Almost a week has passed since economists at Deutsche Bank Research floated the idea of imposing a 5% tax on the gross earnings of people working from home. The suggestion was made on the assumption that those affected would enjoy a better deal staying at home while allegedly not giving back enough to the economy.
“A big chunk of people have disconnected themselves from the face-to-face world yet are still leading a full economic life,” Deutsche Bank strategist Luke Templeman wrote in a note. “That means remote workers are contributing less to the infrastructure of the economy while still receiving its benefits,” he argued. The report reasoned the average employee working from home did not spend anything on transport infrastructure by not having to commute and did not buy lunch on-the-go. It also cited “fewer purchases of work clothing.”
“For years, we have needed a tax on remote workers — COVID has just made it obvious,” Templeman said, emphasizing, though, that the tax must not be levied during the current pandemic when people are forced, or highly recommended, to stay home. Rather, it should be considered by policymakers after the end of the COVID-19 threat when working from home could still be the new normal, the strategist added.
Marko Frohne, a German insurance broker from the state of Brandenburg, often gets to work from home. He says he doesn’t have the feeling he’s contributing less to the economy. “I can work more efficiently from home,” he told DW. While in the office, there’s a lot of talking going on with colleagues, taking away precious time; you don’t experience this at home and get more done for your company in the same period.”
Combining job and childcare at home is quite a challenge
Public sector employee Vicky Schubel has seen a lot of days working from home ever since the coronavirus hit the country. “That’s been good for my work-life balance, she says, adding that “it’s also more efficient to work from home, I feel. There are fewer disturbing factors so you can really stay focused on your tasks.”
The Deutsche Bank researchers figure that a 5% income tax per day spent working from home could raise some €20 billion ($23.7 billion) in Germany and $49 billion in the US. The economists’ idea is to use the money for subsidizing lower-paid workers who they say normally can’t do their jobs from home.
“If you want to redistribute income, you should do this strictly on the basis of people’s economic performance,” Jan Schnellenbach, a leading economist from the Brandenburg University of Technology in Cottbus, told DW. “Whether someone works from home or not is no meaningful indicator of the person’s productivity at all.”
In addition, such a tax would trigger some legal issues, adds Sebastian Dullien, director of the Macroeconomic Policy Institute at Germany’s Hans Böckler Foundation, which is associated with Germany’s umbrella trade union association.
“A higher income tax on people working from home would run counter to almost every fundamental principle of tax legislation in this country and would hardly be considered as a just move by a lot of people,” he told DW. “Moreover, people who work from home don’t strain the public and corporate infrastructure, and taxing this would be absurd.”
German economist Sebastian Dullien
That’s a thought that Jan Schnellenbach echoes in his assessment of the tax proposal:
“Let’s not ignore the negative factors that are evident when people go to work every day,” he said. “People who commute either cause CO2 emissions if they drive in by car, or they clog public transport — hence it would not be reasonable or efficient to financially punish those working from home for leaving a smaller ecological footprint.”
“And while it’s true that they don’t have any commuting costs,” he continued, “they have higher costs at home for, say, heating, electricity, printing paper and other office materials.” Insurance broker Marko Frohne agrees and concludes: “Such a tax wouldn’t make any sense to me,” he said. “Of course I save on fuel, that’s true, but then I incur other costs such as higher electricity costs.”
His view is supported by public sector employee Vicky Schubel. “A higher tax on my income just because I work from home would not be fair,” she argued. “You save a bit on travel costs, but let’s not forget about the extra costs I have at home caused by higher electricity, water and heating consumption, for instance.”
The chances of such a tax becoming a reality in Germany anytime soon seem slim in the current political environment.
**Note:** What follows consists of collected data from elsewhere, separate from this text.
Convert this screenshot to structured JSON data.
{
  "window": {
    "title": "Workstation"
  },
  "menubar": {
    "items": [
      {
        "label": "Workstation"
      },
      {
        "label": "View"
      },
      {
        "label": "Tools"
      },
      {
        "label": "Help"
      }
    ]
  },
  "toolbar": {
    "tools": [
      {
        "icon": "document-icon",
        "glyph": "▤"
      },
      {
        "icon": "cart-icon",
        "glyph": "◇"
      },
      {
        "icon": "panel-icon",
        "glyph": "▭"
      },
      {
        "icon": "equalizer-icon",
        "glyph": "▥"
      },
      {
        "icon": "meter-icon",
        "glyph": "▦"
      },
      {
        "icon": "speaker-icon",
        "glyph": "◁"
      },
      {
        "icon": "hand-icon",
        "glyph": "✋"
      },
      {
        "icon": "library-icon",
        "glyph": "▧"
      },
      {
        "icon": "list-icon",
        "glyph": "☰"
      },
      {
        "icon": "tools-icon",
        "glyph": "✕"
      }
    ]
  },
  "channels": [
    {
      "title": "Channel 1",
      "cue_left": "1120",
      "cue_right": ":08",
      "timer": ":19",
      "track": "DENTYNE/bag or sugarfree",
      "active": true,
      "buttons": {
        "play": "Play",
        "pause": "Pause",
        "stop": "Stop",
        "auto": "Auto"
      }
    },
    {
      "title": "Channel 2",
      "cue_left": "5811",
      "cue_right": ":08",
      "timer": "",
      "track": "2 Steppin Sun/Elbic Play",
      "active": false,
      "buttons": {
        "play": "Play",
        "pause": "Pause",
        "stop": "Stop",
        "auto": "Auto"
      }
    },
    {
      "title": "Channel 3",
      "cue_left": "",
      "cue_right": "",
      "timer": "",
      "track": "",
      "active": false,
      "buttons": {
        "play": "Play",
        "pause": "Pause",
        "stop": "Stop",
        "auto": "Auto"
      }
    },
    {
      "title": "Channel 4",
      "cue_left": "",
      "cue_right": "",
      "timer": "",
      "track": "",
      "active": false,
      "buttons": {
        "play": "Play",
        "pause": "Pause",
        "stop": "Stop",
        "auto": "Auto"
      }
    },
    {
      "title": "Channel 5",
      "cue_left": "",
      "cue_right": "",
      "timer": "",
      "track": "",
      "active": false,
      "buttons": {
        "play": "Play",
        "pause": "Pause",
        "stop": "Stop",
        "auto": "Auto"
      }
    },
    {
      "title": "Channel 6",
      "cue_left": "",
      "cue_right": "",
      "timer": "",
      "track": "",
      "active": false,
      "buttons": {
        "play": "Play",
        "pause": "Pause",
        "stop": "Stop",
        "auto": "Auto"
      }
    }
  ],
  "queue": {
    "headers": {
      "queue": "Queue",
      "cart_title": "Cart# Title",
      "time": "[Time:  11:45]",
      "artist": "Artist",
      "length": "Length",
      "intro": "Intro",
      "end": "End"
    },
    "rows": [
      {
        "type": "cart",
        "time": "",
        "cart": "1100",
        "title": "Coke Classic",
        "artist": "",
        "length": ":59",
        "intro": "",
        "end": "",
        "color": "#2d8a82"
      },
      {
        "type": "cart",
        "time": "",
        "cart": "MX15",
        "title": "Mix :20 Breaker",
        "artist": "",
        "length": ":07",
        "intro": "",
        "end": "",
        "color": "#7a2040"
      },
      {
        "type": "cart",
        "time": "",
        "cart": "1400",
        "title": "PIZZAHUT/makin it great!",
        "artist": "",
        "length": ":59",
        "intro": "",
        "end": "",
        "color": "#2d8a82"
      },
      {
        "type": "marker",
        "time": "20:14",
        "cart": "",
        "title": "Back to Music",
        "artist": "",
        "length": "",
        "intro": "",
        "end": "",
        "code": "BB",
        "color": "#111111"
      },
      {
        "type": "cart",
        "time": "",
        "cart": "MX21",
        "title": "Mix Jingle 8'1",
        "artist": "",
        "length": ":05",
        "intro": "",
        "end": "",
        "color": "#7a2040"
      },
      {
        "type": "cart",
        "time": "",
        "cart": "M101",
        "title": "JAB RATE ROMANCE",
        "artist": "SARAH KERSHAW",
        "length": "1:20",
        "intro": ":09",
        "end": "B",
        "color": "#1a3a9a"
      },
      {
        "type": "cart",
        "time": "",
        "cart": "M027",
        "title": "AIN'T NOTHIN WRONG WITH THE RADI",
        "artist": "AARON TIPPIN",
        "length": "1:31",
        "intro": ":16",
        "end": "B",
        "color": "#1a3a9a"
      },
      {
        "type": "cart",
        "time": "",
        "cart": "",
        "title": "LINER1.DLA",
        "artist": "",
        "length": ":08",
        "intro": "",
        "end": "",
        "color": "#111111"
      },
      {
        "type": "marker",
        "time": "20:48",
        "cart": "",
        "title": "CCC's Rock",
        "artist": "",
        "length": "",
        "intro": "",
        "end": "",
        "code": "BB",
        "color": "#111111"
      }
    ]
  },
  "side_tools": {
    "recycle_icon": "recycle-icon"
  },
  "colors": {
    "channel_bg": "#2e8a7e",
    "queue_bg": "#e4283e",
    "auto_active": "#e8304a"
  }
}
The coalition government has been looking for ways of supporting remote workers. Labor Minister Hubertus Heil even suggested introducing a legal right to at least 24 days a year of working from home for full-time employees.
He dropped his proposal a couple of days ago because of a lack of support from Chancellor Angela Merkel’s conservative Christian Democrats for such a far-reaching measure, yet the latter are also in favor of enabling remote workers to set off more of their costs against tax in the future.
A study by the Leibniz Centre for European Economic Research (ZEW) indicates that remote workers have had no small share in improving a lot of companies’ digital infrastructure. Overall, many firms are now better positioned to meet future challenges and are taking steps they most likely wouldn’t have taken so quickly, if at all, without the general shift to working from home.
This alone makes many economists doubt whether the Deutsche Bank Research report’s claim that remote workers contribute less to the economy — directly or indirectly — can really be upheld.